The virus, which has claimed more than 269,000 lives nationwide, is resurgent across the country amid holiday travel and colder weather sending people indoors. President-elect Joe Biden on Tuesday repeated calls for Congress to pass immediate pandemic relief funding even before he takes office. The coronavirus vaccine optimism, plus economic data that, while uneven, continue to point to a recovery, low interest rates and now signs that Washington might take another stab at a stimulus bill are giving investors a green light to push stocks to new highs, said Samana. “When you take it all together and piece it into a mosaic, to a lot of investors it seems like there’s no way to lose if all of these tailwinds are conspiring to drive equities higher,” he said, adding the market’s upward push may be getting “a bit overdone.” Early in Wall Street’s recovery this spring, it was Big Tech that almost singlehandedly carried the market higher on expectations that work-from-home and other trends would mean bigger profits for them, but hopes for a vaccine and return to economic normalcy have been helping boost stocks of companies whose profits are more closely tied to the economy’s strength.

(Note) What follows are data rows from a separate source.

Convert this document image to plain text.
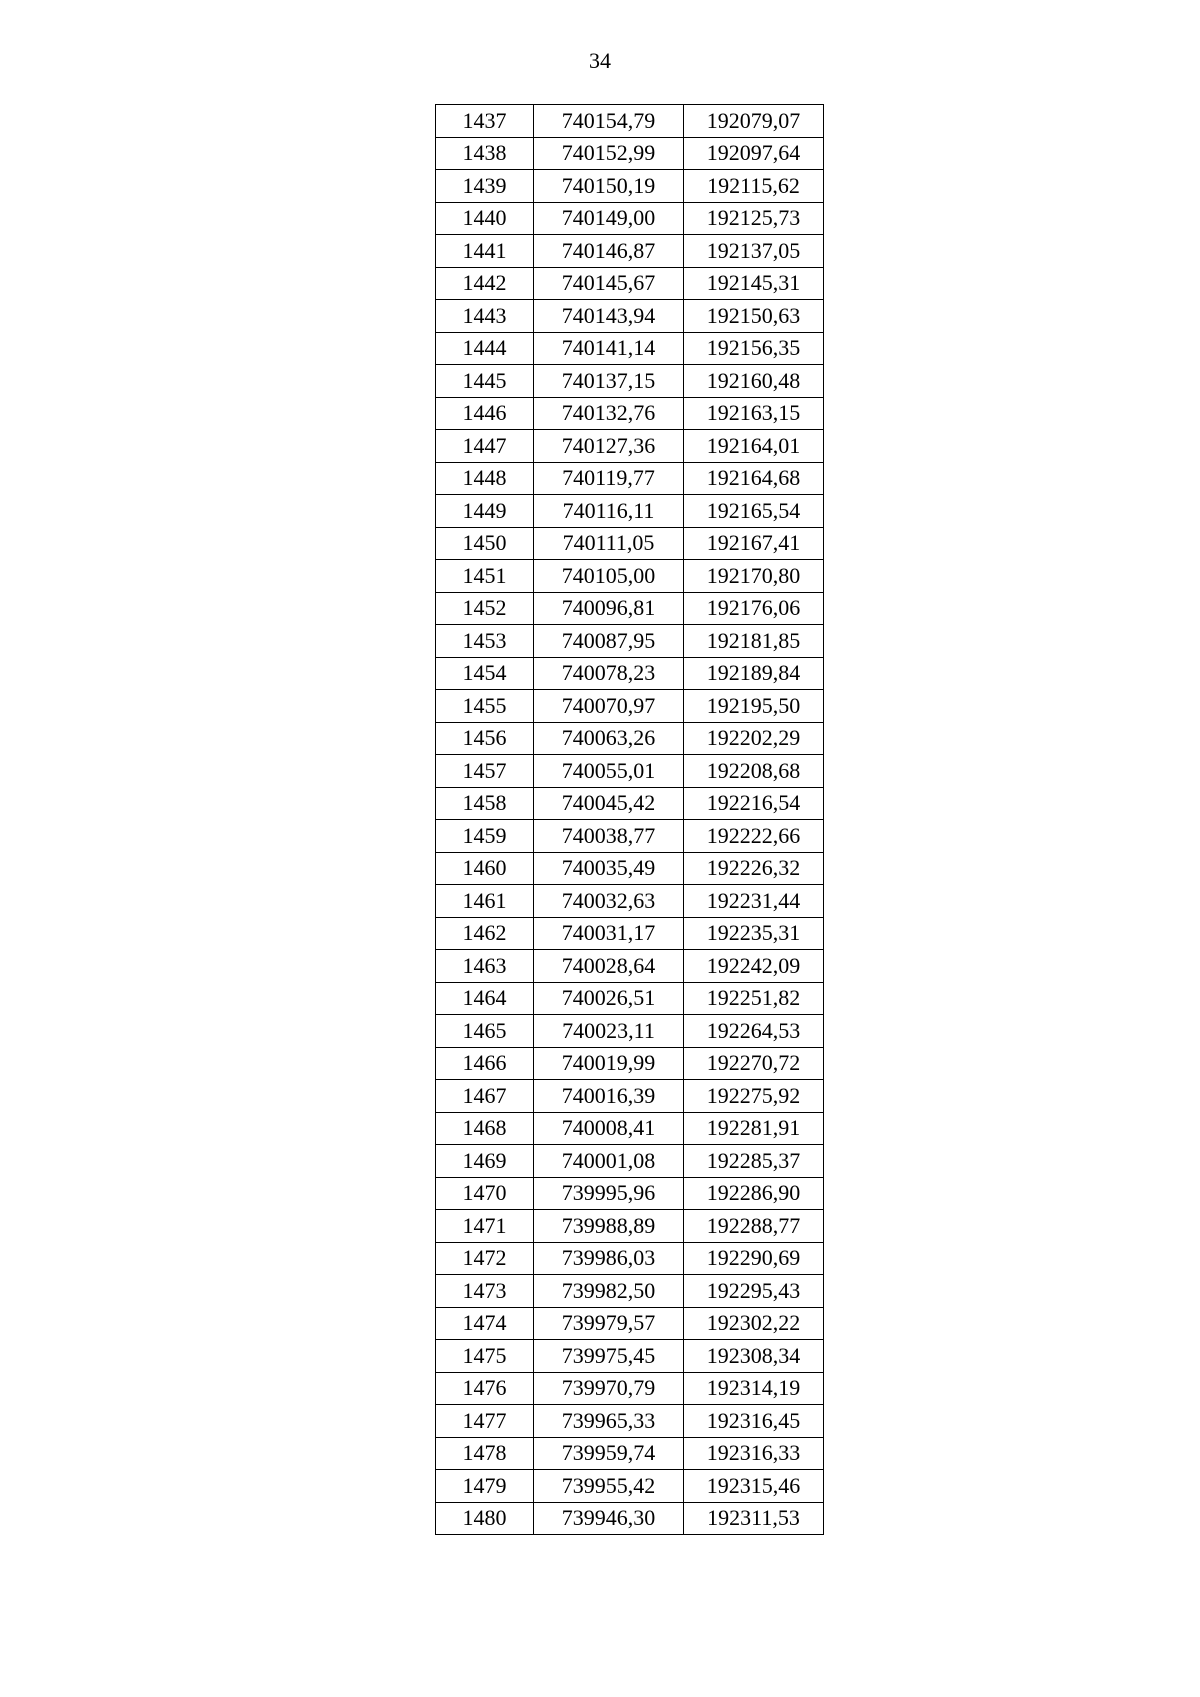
34
1437	740154,79	192079,07
1438	740152,99	192097,64
1439	740150,19	192115,62
1440	740149,00	192125,73
1441	740146,87	192137,05
1442	740145,67	192145,31
1443	740143,94	192150,63
1444	740141,14	192156,35
1445	740137,15	192160,48
1446	740132,76	192163,15
1447	740127,36	192164,01
1448	740119,77	192164,68
1449	740116,11	192165,54
1450	740111,05	192167,41
1451	740105,00	192170,80
1452	740096,81	192176,06
1453	740087,95	192181,85
1454	740078,23	192189,84
1455	740070,97	192195,50
1456	740063,26	192202,29
1457	740055,01	192208,68
1458	740045,42	192216,54
1459	740038,77	192222,66
1460	740035,49	192226,32
1461	740032,63	192231,44
1462	740031,17	192235,31
1463	740028,64	192242,09
1464	740026,51	192251,82
1465	740023,11	192264,53
1466	740019,99	192270,72
1467	740016,39	192275,92
1468	740008,41	192281,91
1469	740001,08	192285,37
1470	739995,96	192286,90
1471	739988,89	192288,77
1472	739986,03	192290,69
1473	739982,50	192295,43
1474	739979,57	192302,22
1475	739975,45	192308,34
1476	739970,79	192314,19
1477	739965,33	192316,45
1478	739959,74	192316,33
1479	739955,42	192315,46
1480	739946,30	192311,53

The higher yields are also helped bolster banks, which rely on higher bond yields to charge more lucrative interest on loans....."
I'm so glad they are picking up the $lack, aren't you?
Related:
The Wa$hington Compo$t says the effort still faces enormous hurdles, and most congressional aides are skeptical that the push will succeed even as the biparti$an center asserts itself.
Also see:
It's Trump trying to break a union, just like the Bo$ton Globe!